Tentative legislative session dates have been scheduled in July and August, but those will only happen if a budget agreement is reached between House and Senate leadership between now and then, according to MEA lobbyists.
Meanwhile, school districts start their new fiscal year next week without any certainty about funding levels. The state fiscal year begins Oct. 1.
You can continue to push for Whitmer’s budget—Now that legislators are home for the summer, plan to attend their coffee hours, town halls, and other appearances. Call or send emails. Write letters to the editor of your local newspaper with facts from recent studies here and here.
Make a case for proper funding of education, and talk with friends and neighbors to do the same.
Haslett social studies teacher Ben Pineda, recently appointed to Whitmer’s 15-member Education Advisory Council, told the rally crowd the mountain may be high and steep, but “we’re going to climb.”
“We’ve got to start right now in a brand new direction that I am so, so, so proud to be a part of, and I am happy that you’re a proud part of it as well,” he said in a rousing speech.
Whitmer’s budget would boost K-12 education spending by $507 million to increase per-pupil allowances across the board but also to implement a “weighted formula” that allocates additional money to cover added costs of special education, career technical education, and at-risk students.
In addition, the governor wants to increase the number of residents who hold post-secondary degrees or skills certification by funding programs to retrain adult workers and to guarantee two years of debt-free community college or university for qualifying students starting in 2021.
The GOP-controlled House and Senate passed separate budget plans with significant differences between them, both of which allocate less money to schools and continue to shift money away from education toward other spending.
Numerous Democratic lawmakers attended the #RedForEd rally, including several educators-turned-legislators elected in a historic wave across the country last November, along with students and newly appointed state Supt. Michael Rice.
Third-term Rep. Leslie Love (D-Oak Park), who taught at Marygrove College and Wayne County Community College, told the crowd that educators are the most significant “first responders” in the state.
“When people think of first responders, they think of police and fire and EMS, but I think of educators like us! You are what makes education great in this state, and it’s time that this legislative body honors you with the same type of commitment and tenacity and resilience that you show every day.”

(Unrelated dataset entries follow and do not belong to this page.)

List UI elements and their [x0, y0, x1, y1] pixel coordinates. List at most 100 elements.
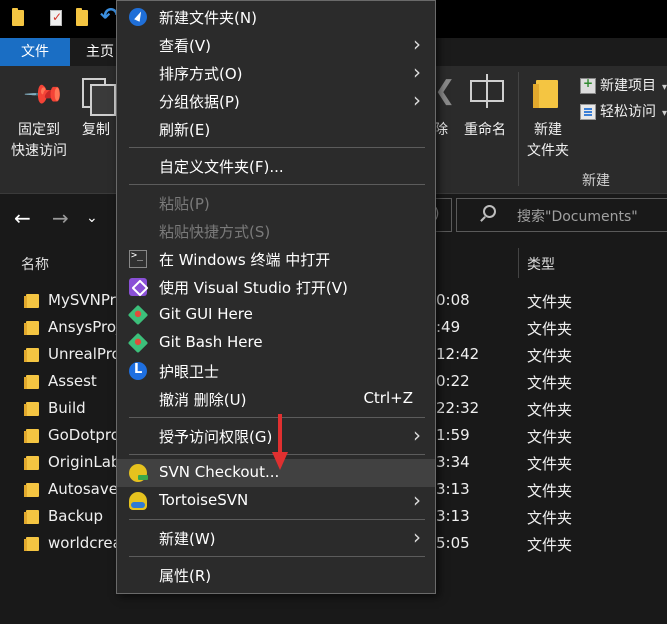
menu-item-tortoise-svn[interactable]: TortoiseSVN › [117, 487, 435, 515]
properties-icon[interactable] [50, 10, 62, 26]
search-box[interactable]: 搜索"Documents" [456, 198, 667, 232]
recent-locations-chevron-icon[interactable]: ⌄ [86, 204, 98, 232]
file-name: Backup [48, 507, 103, 525]
file-modified-time: 3:13 [436, 507, 470, 525]
menu-item-git-gui[interactable]: Git GUI Here [117, 301, 435, 329]
menu-item-refresh[interactable]: 刷新(E) [117, 115, 435, 143]
folder-icon [24, 375, 39, 389]
menu-separator [129, 147, 425, 148]
folder-icon [24, 348, 39, 362]
folder-icon [24, 321, 39, 335]
folder-icon [24, 510, 39, 524]
menu-item-new[interactable]: 新建(W) › [117, 524, 435, 552]
refresh-button[interactable]: ) [434, 198, 452, 232]
menu-item-open-terminal[interactable]: 在 Windows 终端 中打开 [117, 245, 435, 273]
chevron-right-icon: › [413, 88, 421, 112]
search-icon [483, 205, 496, 218]
menu-item-label: 分组依据(P) [159, 93, 240, 111]
file-name: Build [48, 399, 86, 417]
menu-item-label: 护眼卫士 [159, 363, 220, 381]
easy-access-icon [580, 104, 596, 120]
file-modified-time: 3:34 [436, 453, 470, 471]
new-folder-large-icon [533, 80, 558, 108]
search-input[interactable]: 搜索"Documents" [517, 206, 638, 226]
menu-item-customize-folder[interactable]: 自定义文件夹(F)... [117, 152, 435, 180]
copy-button[interactable]: 复制 [80, 120, 112, 141]
chevron-right-icon: › [413, 525, 421, 549]
file-type: 文件夹 [527, 509, 573, 527]
menu-item-properties[interactable]: 属性(R) [117, 561, 435, 589]
forward-arrow-icon[interactable]: → [52, 204, 69, 232]
menu-item-view[interactable]: 查看(V) › [117, 31, 435, 59]
file-type: 文件夹 [527, 401, 573, 419]
chevron-right-icon: › [413, 60, 421, 84]
folder-icon [24, 429, 39, 443]
menu-item-label: SVN Checkout... [159, 463, 280, 481]
tab-home[interactable]: 主页 [86, 38, 114, 66]
menu-item-label: 撤消 删除(U) [159, 391, 247, 409]
folder-icon [24, 537, 39, 551]
menu-item-grant-access[interactable]: 授予访问权限(G) › [117, 422, 435, 450]
menu-item-label: 粘贴(P) [159, 195, 210, 213]
menu-item-paste-shortcut[interactable]: 粘贴快捷方式(S) [117, 217, 435, 245]
folder-icon [24, 456, 39, 470]
folder-icon [24, 483, 39, 497]
file-modified-time: :49 [436, 318, 461, 336]
new-item-button[interactable]: 新建项目 [600, 76, 656, 97]
tab-file[interactable]: 文件 [0, 38, 70, 66]
menu-item-label: 在 Windows 终端 中打开 [159, 251, 331, 269]
annotation-arrow [272, 414, 288, 470]
file-type: 文件夹 [527, 347, 573, 365]
new-folder-label-2: 文件夹 [527, 143, 569, 159]
folder-icon [24, 402, 39, 416]
column-header-type[interactable]: 类型 [527, 254, 555, 274]
pin-icon: 📌 [22, 72, 67, 118]
menu-item-eye-guard[interactable]: 护眼卫士 [117, 357, 435, 385]
rename-button[interactable]: 重命名 [464, 120, 506, 141]
menu-item-git-bash[interactable]: Git Bash Here [117, 329, 435, 357]
file-modified-time: 0:22 [436, 372, 470, 390]
column-divider[interactable] [518, 248, 519, 278]
file-modified-time: 1:59 [436, 426, 470, 444]
svn-checkout-icon [129, 464, 148, 482]
file-name: MySVNPr [48, 291, 116, 309]
delete-button[interactable]: 除 [434, 120, 448, 141]
eye-guard-icon [129, 362, 147, 380]
menu-item-label: 刷新(E) [159, 121, 211, 139]
menu-item-open-visual-studio[interactable]: 使用 Visual Studio 打开(V) [117, 273, 435, 301]
menu-separator [129, 556, 425, 557]
menu-item-label: 自定义文件夹(F)... [159, 158, 284, 176]
menu-item-label: 新建(W) [159, 530, 216, 548]
menu-item-new-folder[interactable]: 新建文件夹(N) [117, 3, 435, 31]
folder-icon [24, 294, 39, 308]
pin-to-quick-access-button[interactable]: 固定到 快速访问 [8, 120, 70, 162]
ribbon-separator [518, 72, 519, 186]
keyboard-shortcut: Ctrl+Z [363, 389, 413, 407]
file-type: 文件夹 [527, 320, 573, 338]
new-folder-button[interactable]: 新建 文件夹 [524, 120, 572, 162]
menu-item-sort-by[interactable]: 排序方式(O) › [117, 59, 435, 87]
visual-studio-icon [129, 278, 147, 296]
menu-separator [129, 417, 425, 418]
tortoise-svn-icon [129, 492, 147, 510]
file-name: OriginLab [48, 453, 121, 471]
menu-item-undo-delete[interactable]: 撤消 删除(U) Ctrl+Z [117, 385, 435, 413]
new-folder-icon[interactable] [76, 8, 88, 26]
folder-icon[interactable] [12, 8, 24, 26]
easy-access-button[interactable]: 轻松访问 [600, 102, 656, 123]
file-name: worldcrea [48, 534, 122, 552]
chevron-right-icon: › [413, 488, 421, 512]
file-modified-time: 22:32 [436, 399, 480, 417]
menu-item-paste[interactable]: 粘贴(P) [117, 189, 435, 217]
file-type: 文件夹 [527, 482, 573, 500]
back-arrow-icon[interactable]: ← [14, 204, 31, 232]
file-modified-time: 12:42 [436, 345, 480, 363]
menu-item-label: 排序方式(O) [159, 65, 243, 83]
ribbon-group-new-label: 新建 [582, 173, 610, 189]
rename-icon [470, 74, 504, 108]
chevron-right-icon: › [413, 32, 421, 56]
column-header-name[interactable]: 名称 [21, 254, 49, 274]
delete-icon: ❮ [434, 76, 456, 106]
menu-item-group-by[interactable]: 分组依据(P) › [117, 87, 435, 115]
menu-item-label: 授予访问权限(G) [159, 428, 273, 446]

Dozens of MEA and AFT Michigan members concluded the rally by hand-delivering thousands of postcards written by educators across the state in recent weeks to the legislative offices to which they were addressed.
Fanning out in small groups throughout the Capitol building and House and Senate office buildings, educators clad in red shirts also delivered powerful personal messages to legislative staffers still answering phones and greeting constituents.

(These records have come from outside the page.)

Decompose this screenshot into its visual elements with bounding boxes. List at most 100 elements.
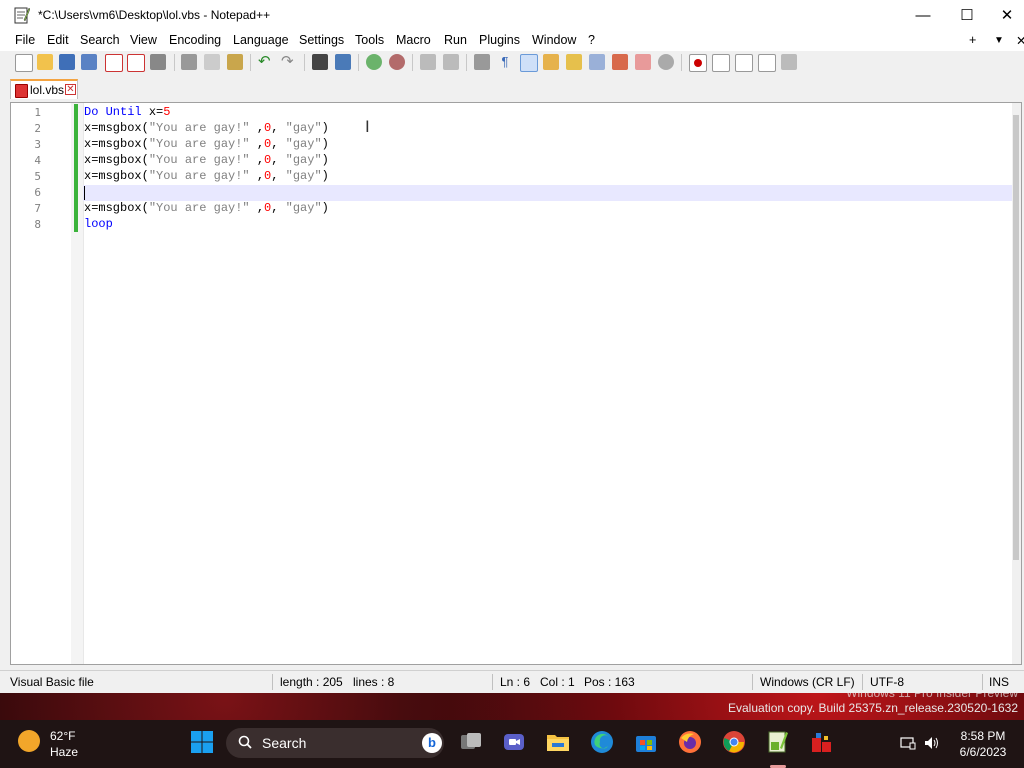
system-clock[interactable]: 8:58 PM 6/6/2023: [950, 728, 1016, 760]
status-separator: [862, 674, 863, 690]
code-token: Do Until: [84, 105, 149, 119]
code-token: loop: [84, 217, 113, 231]
sync-horizontal-icon[interactable]: [443, 54, 459, 70]
paste-icon[interactable]: [227, 54, 243, 70]
edge-icon[interactable]: [590, 730, 614, 754]
line-number: 8: [34, 218, 41, 231]
code-token: ,: [249, 137, 265, 151]
menu-run[interactable]: Run: [444, 33, 467, 47]
code-area[interactable]: Do Until x=5 x=msgbox("You are gay!" ,0, …: [83, 103, 1013, 664]
menu-search[interactable]: Search: [80, 33, 120, 47]
minimize-button[interactable]: —: [900, 0, 946, 30]
close-button[interactable]: ✕: [990, 0, 1024, 30]
menu-view[interactable]: View: [130, 33, 157, 47]
find-icon[interactable]: [312, 54, 328, 70]
save-all-icon[interactable]: [81, 54, 97, 70]
save-icon[interactable]: [59, 54, 75, 70]
tab-lol-vbs[interactable]: lol.vbs ✕: [10, 79, 78, 99]
undo-icon[interactable]: ↶: [258, 54, 274, 70]
status-encoding[interactable]: UTF-8: [870, 675, 904, 689]
function-list-icon[interactable]: [589, 54, 605, 70]
folder-workspace-icon[interactable]: [612, 54, 628, 70]
zoom-out-icon[interactable]: [389, 54, 405, 70]
record-macro-icon[interactable]: [689, 54, 707, 72]
volume-icon[interactable]: [924, 736, 940, 750]
editor[interactable]: 12345678 Do Until x=5 x=msgbox("You are g…: [10, 102, 1022, 665]
xml-icon[interactable]: [566, 54, 582, 70]
code-line: x=msgbox("You are gay!" ,0, "gay"): [84, 168, 329, 184]
app-icon-colored-blocks[interactable]: [810, 730, 834, 754]
weather-icon[interactable]: [18, 730, 40, 752]
menu-macro[interactable]: Macro: [396, 33, 431, 47]
code-token: ,: [271, 169, 286, 183]
word-wrap-icon[interactable]: [474, 54, 490, 70]
sync-vertical-icon[interactable]: [420, 54, 436, 70]
scrollbar-thumb[interactable]: [1013, 115, 1019, 560]
redo-icon[interactable]: ↷: [281, 54, 297, 70]
vertical-scrollbar[interactable]: [1012, 103, 1021, 664]
teams-meet-icon[interactable]: [502, 730, 526, 754]
menu-encoding[interactable]: Encoding: [169, 33, 221, 47]
open-file-icon[interactable]: [37, 54, 53, 70]
menu-settings[interactable]: Settings: [299, 33, 344, 47]
menu-help[interactable]: ?: [588, 33, 595, 47]
chrome-icon[interactable]: [722, 730, 746, 754]
toolbar: ↶ ↷ ¶: [0, 51, 1024, 73]
new-file-icon[interactable]: [15, 54, 33, 72]
code-token: ,: [271, 153, 286, 167]
close-all-icon[interactable]: [127, 54, 145, 72]
weather-description[interactable]: Haze: [50, 745, 78, 759]
line-number: 7: [34, 202, 41, 215]
code-token: x=msgbox(: [84, 169, 149, 183]
menu-file[interactable]: File: [15, 33, 35, 47]
task-view-icon[interactable]: [459, 730, 483, 754]
monitoring-icon[interactable]: [658, 54, 674, 70]
cut-icon[interactable]: [181, 54, 197, 70]
taskbar-search-box[interactable]: Search b: [226, 728, 444, 758]
folder-icon[interactable]: [635, 54, 651, 70]
toolbar-separator: [250, 54, 251, 71]
status-insert-mode[interactable]: INS: [989, 675, 1009, 689]
menu-edit[interactable]: Edit: [47, 33, 69, 47]
status-column: Col : 1: [540, 675, 575, 689]
tab-list-dropdown[interactable]: ▼: [994, 35, 1004, 46]
indent-guide-icon[interactable]: [520, 54, 538, 72]
taskbar: 62°F Haze Search b 8:58 PM 6/6/2023: [0, 720, 1024, 768]
menu-bar: File Edit Search View Encoding Language …: [0, 30, 1024, 51]
play-macro-icon[interactable]: [735, 54, 753, 72]
status-line: Ln : 6: [500, 675, 531, 689]
stop-macro-icon[interactable]: [712, 54, 730, 72]
status-eol[interactable]: Windows (CR LF): [760, 675, 855, 689]
menu-window[interactable]: Window: [532, 33, 576, 47]
status-separator: [982, 674, 983, 690]
weather-temperature[interactable]: 62°F: [50, 729, 75, 743]
close-document-button[interactable]: ✕: [1016, 33, 1024, 48]
run-macro-multiple-icon[interactable]: [758, 54, 776, 72]
print-icon[interactable]: [150, 54, 166, 70]
new-tab-button[interactable]: +: [969, 33, 976, 47]
firefox-icon[interactable]: [678, 730, 702, 754]
menu-tools[interactable]: Tools: [355, 33, 384, 47]
toolbar-separator: [412, 54, 413, 71]
clock-date: 6/6/2023: [959, 745, 1007, 759]
tab-close-icon[interactable]: ✕: [65, 84, 76, 95]
close-file-icon[interactable]: [105, 54, 123, 72]
menu-language[interactable]: Language: [233, 33, 289, 47]
windows-start-icon[interactable]: [190, 730, 214, 754]
save-macro-icon[interactable]: [781, 54, 797, 70]
menu-plugins[interactable]: Plugins: [479, 33, 520, 47]
title-bar[interactable]: *C:\Users\vm6\Desktop\lol.vbs - Notepad+…: [0, 0, 1024, 30]
microsoft-store-icon[interactable]: [634, 730, 658, 754]
document-map-icon[interactable]: [543, 54, 559, 70]
maximize-button[interactable]: ☐: [944, 0, 990, 30]
notepad-plus-plus-window: *C:\Users\vm6\Desktop\lol.vbs - Notepad+…: [0, 0, 1024, 693]
bing-icon[interactable]: b: [422, 733, 442, 753]
zoom-in-icon[interactable]: [366, 54, 382, 70]
network-icon[interactable]: [900, 736, 916, 750]
copy-icon[interactable]: [204, 54, 220, 70]
show-all-characters-icon[interactable]: ¶: [497, 54, 513, 70]
replace-icon[interactable]: [335, 54, 351, 70]
file-explorer-icon[interactable]: [546, 730, 570, 754]
code-token: ,: [249, 153, 265, 167]
notepad-plus-plus-taskbar-icon[interactable]: [766, 730, 790, 754]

MEA member Curlada Eure-Harris is a counselor at Lansing Community College who advises first-generation college students. She shared her message that disadvantaged students she sees every day are hungry for food and opportunity.
“The funding and the programs that helped me get a college education are not available to them anymore,” Eure-Harris said.
Ann Arbor health and physical education teacher Jennifer Garcia told several Senate staff members that being married to an educator means her household has experienced every salary cut and increase to health premiums over the past several years times two.
“This state still has not recovered from the $1.4 billion in cuts to education from 2010,” Garcia said. “It’s beyond urgent. We passed urgent a while ago.”